Hardware accelerated background image

It would be nice to have a hardware accelerated method of blitting an image as a background.

/* Setup background image
*/

MyImage bkgImage("Checkers.rgb");

glLoadBackgroundImage(
	bkgImage.dimensionality(), // e.g. GL_TEXTURE_2D
	bkgImage.channelCount(), // 1,2,3,4 ...
	bkgImage.width(),
	bkgImage.height(),
	bkgImage.dataFormat(), // e.g. GL_RGBA
	bkgImage.dataType(), // e.g. GL_UNSIGNED_BYTE
	bkgImage.imageData() // const void*
)



/* Clear the display and blit the background image.
*/
GLbitfield mask = GL_COLOR_BUFFER_BIT | GL_DEPTH_BUFFER_BIT;
glClearColor(0,0,0,1);
glClear(mask);

glBlitBackgroundImage();

Have been thinking about this myself, but in a slightly different way though. Since it’s a background, you don’t need to clear the framebuffer, as you do in your code, before showing the background, since the background image will ‘re-clear’ the framebuffer. Instead, you just pass it a texture id/pointer to a bitmap/whatever in a function similar to glClearColor, and the image is automatically shown when calling glClear, when GL_COLOR_BUFFER_BIT bit is set of course.

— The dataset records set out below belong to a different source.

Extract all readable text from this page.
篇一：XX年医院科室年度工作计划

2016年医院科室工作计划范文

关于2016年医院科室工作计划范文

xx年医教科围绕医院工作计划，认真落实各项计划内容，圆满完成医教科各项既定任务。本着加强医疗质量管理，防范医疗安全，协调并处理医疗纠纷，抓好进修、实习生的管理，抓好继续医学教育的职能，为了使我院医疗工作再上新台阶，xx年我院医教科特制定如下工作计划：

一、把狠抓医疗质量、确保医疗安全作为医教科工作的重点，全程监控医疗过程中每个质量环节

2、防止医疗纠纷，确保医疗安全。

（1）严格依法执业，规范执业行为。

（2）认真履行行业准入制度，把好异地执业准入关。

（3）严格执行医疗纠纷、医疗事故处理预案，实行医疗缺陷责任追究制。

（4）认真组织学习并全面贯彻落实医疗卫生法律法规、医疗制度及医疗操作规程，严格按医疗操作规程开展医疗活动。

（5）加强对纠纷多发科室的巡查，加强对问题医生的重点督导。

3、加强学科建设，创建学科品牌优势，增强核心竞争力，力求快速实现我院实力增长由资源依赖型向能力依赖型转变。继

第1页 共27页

But some problems will arise. Will this be resolution-dependant? What will happen when the image is smaller/bigger than then vireport? We gonna apply some kind of minification/magnification filter?

And… uuh… bkgImage.dimensionality()? How do we show the background as a 1D image? Horizontal or vertical? And 3D images?

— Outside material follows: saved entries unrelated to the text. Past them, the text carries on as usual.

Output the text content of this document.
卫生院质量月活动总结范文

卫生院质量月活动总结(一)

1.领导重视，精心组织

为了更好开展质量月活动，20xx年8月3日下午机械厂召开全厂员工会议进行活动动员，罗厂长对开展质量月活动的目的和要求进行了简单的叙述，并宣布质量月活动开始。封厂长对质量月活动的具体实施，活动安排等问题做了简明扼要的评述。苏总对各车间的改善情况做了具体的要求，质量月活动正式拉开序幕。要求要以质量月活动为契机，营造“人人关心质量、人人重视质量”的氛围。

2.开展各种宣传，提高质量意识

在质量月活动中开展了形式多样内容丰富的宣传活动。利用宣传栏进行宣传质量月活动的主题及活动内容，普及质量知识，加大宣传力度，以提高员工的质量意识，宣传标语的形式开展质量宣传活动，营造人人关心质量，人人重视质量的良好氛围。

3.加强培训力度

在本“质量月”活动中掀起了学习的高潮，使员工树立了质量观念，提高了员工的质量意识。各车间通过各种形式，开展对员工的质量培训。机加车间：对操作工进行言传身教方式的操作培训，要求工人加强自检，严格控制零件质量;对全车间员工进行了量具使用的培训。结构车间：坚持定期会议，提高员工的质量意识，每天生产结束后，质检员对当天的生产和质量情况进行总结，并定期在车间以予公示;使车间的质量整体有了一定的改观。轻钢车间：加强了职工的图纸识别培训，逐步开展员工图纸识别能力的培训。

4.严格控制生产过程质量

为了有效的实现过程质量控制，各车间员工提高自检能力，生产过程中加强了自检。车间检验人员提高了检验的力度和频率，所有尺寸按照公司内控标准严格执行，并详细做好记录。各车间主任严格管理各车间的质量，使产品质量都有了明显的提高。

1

Anyways, haven’t thought much about it, because I can’t come up with enough situations where a static background image is usable.

Overlays can solve this problem, but if only more cards supported this.
Also can be done with glDrawPixels, but again, this function needs to be quicker on the average card.

Your best bet is to use a textured quad that covers the entire scene and also turn off z-buffer test and writing.